香港ヴァーズ(G1、芝2400メートル、10日=シャティン)にアイルランドから参戦するウォームハート(牝3、A・オブライエン)は、名手ライアン・ムーア(40)が“負担重量53キロ”で騎乗することが大きな話題になっている。JRAのレースでは10年エリザベス女王杯でスノーフェアリー(1着。翌年連覇)に54キロで騎乗しているが、その後は54キロ以下の騎乗はなし。短期免許の来日時は基本的に騎乗依頼を受けるのは55キロ以上となっているため、今回の53キロには勝負気配が漂い、日本の競馬関係者にとっても驚きを持って受け止められている。

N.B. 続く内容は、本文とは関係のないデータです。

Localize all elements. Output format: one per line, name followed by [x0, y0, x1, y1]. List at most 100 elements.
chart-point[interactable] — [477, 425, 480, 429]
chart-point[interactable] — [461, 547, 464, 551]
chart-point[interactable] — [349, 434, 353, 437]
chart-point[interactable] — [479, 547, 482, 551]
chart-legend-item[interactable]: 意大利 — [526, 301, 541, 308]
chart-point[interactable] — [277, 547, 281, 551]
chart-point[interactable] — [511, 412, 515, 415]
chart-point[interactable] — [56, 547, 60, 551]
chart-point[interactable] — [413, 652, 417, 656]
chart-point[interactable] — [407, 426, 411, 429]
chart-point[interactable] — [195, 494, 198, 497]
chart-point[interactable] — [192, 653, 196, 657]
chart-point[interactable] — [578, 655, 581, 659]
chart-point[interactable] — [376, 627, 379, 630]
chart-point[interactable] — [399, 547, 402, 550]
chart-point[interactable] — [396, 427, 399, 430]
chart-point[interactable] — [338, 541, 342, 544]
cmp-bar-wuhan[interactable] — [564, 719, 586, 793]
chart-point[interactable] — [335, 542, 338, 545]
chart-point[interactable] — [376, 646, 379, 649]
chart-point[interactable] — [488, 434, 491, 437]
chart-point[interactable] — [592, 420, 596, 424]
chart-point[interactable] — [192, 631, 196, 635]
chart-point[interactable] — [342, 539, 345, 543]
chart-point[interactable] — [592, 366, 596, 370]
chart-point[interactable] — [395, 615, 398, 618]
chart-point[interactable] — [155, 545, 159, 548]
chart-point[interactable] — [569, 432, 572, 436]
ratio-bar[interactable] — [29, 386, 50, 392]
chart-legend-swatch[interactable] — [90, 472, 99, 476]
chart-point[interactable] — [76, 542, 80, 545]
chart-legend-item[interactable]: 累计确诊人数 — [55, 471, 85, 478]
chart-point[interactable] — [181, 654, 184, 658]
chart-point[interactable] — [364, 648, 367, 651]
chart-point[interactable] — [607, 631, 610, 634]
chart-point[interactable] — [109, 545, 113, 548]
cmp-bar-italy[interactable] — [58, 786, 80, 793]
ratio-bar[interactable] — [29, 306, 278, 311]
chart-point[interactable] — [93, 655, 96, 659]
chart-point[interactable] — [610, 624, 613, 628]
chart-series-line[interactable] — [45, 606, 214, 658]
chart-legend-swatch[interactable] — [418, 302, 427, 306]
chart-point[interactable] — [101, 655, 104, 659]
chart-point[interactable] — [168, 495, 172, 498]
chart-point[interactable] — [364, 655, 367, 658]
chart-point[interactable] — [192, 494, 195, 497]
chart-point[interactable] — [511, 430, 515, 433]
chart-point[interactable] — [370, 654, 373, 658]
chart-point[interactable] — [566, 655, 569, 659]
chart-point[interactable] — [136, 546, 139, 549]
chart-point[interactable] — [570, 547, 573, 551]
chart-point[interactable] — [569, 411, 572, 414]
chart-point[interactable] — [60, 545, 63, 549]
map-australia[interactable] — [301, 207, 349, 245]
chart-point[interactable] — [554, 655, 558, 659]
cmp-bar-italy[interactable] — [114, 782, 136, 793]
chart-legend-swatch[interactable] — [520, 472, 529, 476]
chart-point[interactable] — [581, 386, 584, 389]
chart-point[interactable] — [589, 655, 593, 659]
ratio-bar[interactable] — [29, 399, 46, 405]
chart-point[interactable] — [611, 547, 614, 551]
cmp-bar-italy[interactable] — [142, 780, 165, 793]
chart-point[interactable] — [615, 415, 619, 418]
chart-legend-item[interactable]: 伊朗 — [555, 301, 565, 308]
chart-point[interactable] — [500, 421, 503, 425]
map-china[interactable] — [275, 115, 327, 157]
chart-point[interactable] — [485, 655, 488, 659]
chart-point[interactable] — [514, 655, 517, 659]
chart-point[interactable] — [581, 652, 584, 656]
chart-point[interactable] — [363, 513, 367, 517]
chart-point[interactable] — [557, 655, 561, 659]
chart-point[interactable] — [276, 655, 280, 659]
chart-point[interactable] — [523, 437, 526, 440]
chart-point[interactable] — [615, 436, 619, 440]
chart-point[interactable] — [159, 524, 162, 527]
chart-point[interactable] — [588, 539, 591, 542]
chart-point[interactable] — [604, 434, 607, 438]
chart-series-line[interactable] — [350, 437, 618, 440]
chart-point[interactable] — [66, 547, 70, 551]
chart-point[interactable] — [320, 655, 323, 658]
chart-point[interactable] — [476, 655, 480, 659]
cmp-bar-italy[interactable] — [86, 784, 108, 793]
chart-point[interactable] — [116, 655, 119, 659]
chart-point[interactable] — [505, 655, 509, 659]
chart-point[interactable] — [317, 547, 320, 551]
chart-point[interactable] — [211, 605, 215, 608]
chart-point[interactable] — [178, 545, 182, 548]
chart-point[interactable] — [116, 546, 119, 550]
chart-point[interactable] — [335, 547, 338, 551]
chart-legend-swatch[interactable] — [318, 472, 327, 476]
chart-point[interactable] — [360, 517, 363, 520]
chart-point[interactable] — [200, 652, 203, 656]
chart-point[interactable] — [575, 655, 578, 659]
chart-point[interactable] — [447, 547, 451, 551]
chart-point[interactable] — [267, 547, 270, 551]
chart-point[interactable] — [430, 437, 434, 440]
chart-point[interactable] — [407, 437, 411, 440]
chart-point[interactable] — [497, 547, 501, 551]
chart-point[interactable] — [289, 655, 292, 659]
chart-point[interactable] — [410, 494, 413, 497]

8日夜には香港のコンベンションセンターで行われた夕食会で「ロンジン・ワールド・ベスト・ジョッキー」の表彰が行われた。最多タイとなる4度目の受賞となったムーア騎手は「私は幸運です。素晴らしいオーナー、調教師のもと、本当にいい馬に何度も乗ることができました。(騎手を)始めた頃の目標は最高のレースで最高の馬に乗ることでした。今はそれがいつものことになっています」とコメント。香港ヴァーズのウォームハートについて、日本馬への警戒心を見せながら「もし彼女が好走できなければガッカリすると思います。過去4戦のような走りができれば、いい勝負ができると思います」と期待を寄せた。負担重量53キロに関する質問にも笑顔で「オーケーです」と応じている。

ムーア騎手は今秋、短期騎手免許で来日していたが、先月19日の京都で落馬負傷。その後は英国に帰国し、治療に専念していた。水曜にハッピーバレー競馬場で行われた「ロンジン・インターナショナル・ジョッキーズ・チャンピオンシップ」で実戦復帰し、さっそく第2戦で勝利を挙げている。

香港国際競走はヴァーズでウォームハート、マイルでカイロ、スプリントでイソップスフェイブルズ、カップでルクセンブルク(すべてエイダン・オブライエン厩舎)に騎乗。再来週には有馬記念(G1、芝2500メートル、24日=中山)でダービー馬タスティエーラ(牡3、堀)とコンビを組むことが発表されている。53キロのライアン・ムーア、どんな手綱さばきを見せてくれるのか楽しみだ。